More Integrate woes
- To: mathgroup at smc.vnet.net
- Subject: [mg9584] More Integrate woes
- From: NOHAMcrose at c2.telstra-mm.net.au (Colin Rose)
- Date: Thu, 13 Nov 1997 01:40:48 -0500
- Organization: Theoretical Research Institute
- Sender: owner-wri-mathgroup at wolfram.com
In any statistical setting, calculation of the Gaussian distribution function is extremely important. Under Mathematica v3, this is something of a disaster. To summarise the problem: Under v3: ________ Expressions such as: aa = Integrate[Exp[-x^2],{x,-Infinity,y}, GenerateConditions->False] return output *of form*: 1 - Erf[Sqrt[y^2]] Our user now seeks numerical output. S/he enters: (aa /. y -> 3) == (aa/. y -> -3) True This is clearly FALSE. BY CONTRAST, under v2.2: _______________________ aa = Integrate[Exp[-x^2],{x,-Infinity,y}] returned output of form: 1 + Erf[y] which is correct for all real y. No problem. ________ The problem with v3 here is not only that setting GenerateConditions->False yields incorrect results for one of the most important and common integration problems, but that even if we set GenerateConditions->True the resulting conditional statement treats the distribution as if it is asymmetrical, when the normal distribution itself is clearly symmetrical. For instance: aa = Integrate[Exp[-x^2],{x,-Infinity,y}, GenerateConditions->True] returns If[ y < 0, -(1/2)*Sqrt[Pi]*(-1 + Erf[Sqrt[y^2]]) , Integrate[E^(-x^2), {x, -Infinity, y}] ] Choosing y < 0 as opposed to y > 0 as a basis for conditional output is completely arbitrary, and precisely the cause of the GenerateConditions->False bug.
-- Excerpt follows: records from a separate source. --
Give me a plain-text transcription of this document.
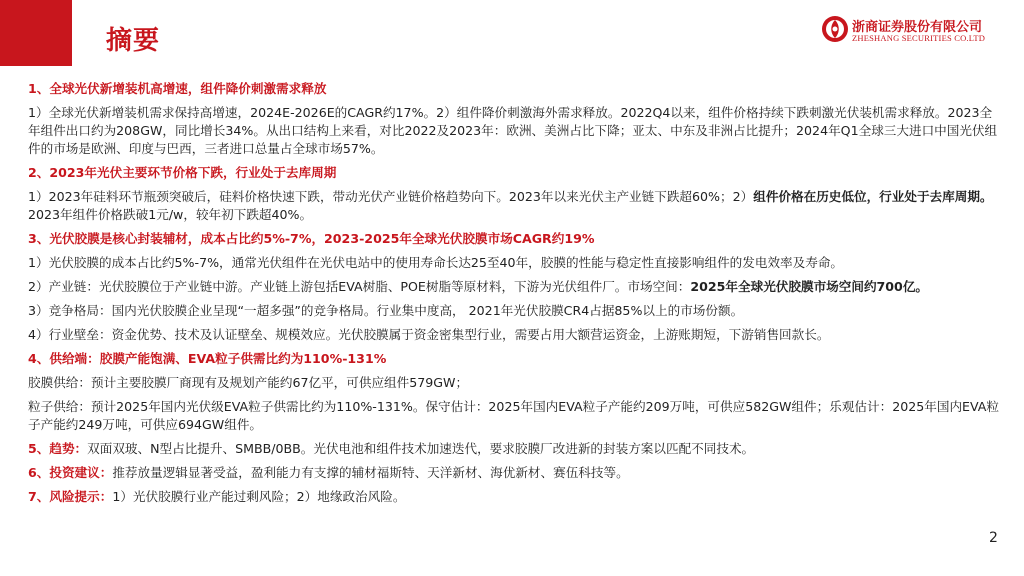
摘要	浙商证券股份有限公司
ZHESHANG SECURITIES CO.LTD
1、全球光伏新增装机高增速，组件降价刺激需求释放
1）全球光伏新增装机需求保持高增速，2024E-2026E的CAGR约17%。2）组件降价刺激海外需求释放。2022Q4以来，组件价格持续下跌刺激光伏装机需求释放。2023全年组件出口约为208GW，同比增长34%。从出口结构上来看，对比2022及2023年：欧洲、美洲占比下降；亚太、中东及非洲占比提升；2024年Q1全球三大进口中国光伏组件的市场是欧洲、印度与巴西，三者进口总量占全球市场57%。
2、2023年光伏主要环节价格下跌，行业处于去库周期
1）2023年硅料环节瓶颈突破后，硅料价格快速下跌，带动光伏产业链价格趋势向下。2023年以来光伏主产业链下跌超60%；2）组件价格在历史低位，行业处于去库周期。2023年组件价格跌破1元/w，较年初下跌超40%。
3、光伏胶膜是核心封装辅材，成本占比约5%-7%，2023-2025年全球光伏胶膜市场CAGR约19%
1）光伏胶膜的成本占比约5%-7%，通常光伏组件在光伏电站中的使用寿命长达25至40年，胶膜的性能与稳定性直接影响组件的发电效率及寿命。
2）产业链：光伏胶膜位于产业链中游。产业链上游包括EVA树脂、POE树脂等原材料，下游为光伏组件厂。市场空间：2025年全球光伏胶膜市场空间约700亿。
3）竞争格局：国内光伏胶膜企业呈现“一超多强”的竞争格局。行业集中度高， 2021年光伏胶膜CR4占据85%以上的市场份额。
4）行业壁垒：资金优势、技术及认证壁垒、规模效应。光伏胶膜属于资金密集型行业，需要占用大额营运资金，上游账期短，下游销售回款长。
4、供给端：胶膜产能饱满、EVA粒子供需比约为110%-131%
胶膜供给：预计主要胶膜厂商现有及规划产能约67亿平，可供应组件579GW；
粒子供给：预计2025年国内光伏级EVA粒子供需比约为110%-131%。保守估计：2025年国内EVA粒子产能约209万吨，可供应582GW组件；乐观估计：2025年国内EVA粒子产能约249万吨，可供应694GW组件。
5、趋势：双面双玻、N型占比提升、SMBB/0BB。光伏电池和组件技术加速迭代，要求胶膜厂改进新的封装方案以匹配不同技术。
6、投资建议：推荐放量逻辑显著受益，盈利能力有支撑的辅材福斯特、天洋新材、海优新材、赛伍科技等。
7、风险提示：1）光伏胶膜行业产能过剩风险；2）地缘政治风险。
2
It would be great to hear that this will be fixed in v3.1. [ Co-author Murray Smith discovered these oddities and has been cursing wolfies ever since. ] Cheerio Colin -- Colin Rose tr(I) - Theoretical Research Institute ______________________________________ NOHAMcrose at c2.telstra-mm.net.au http://www.usyd.edu.au/su/tri/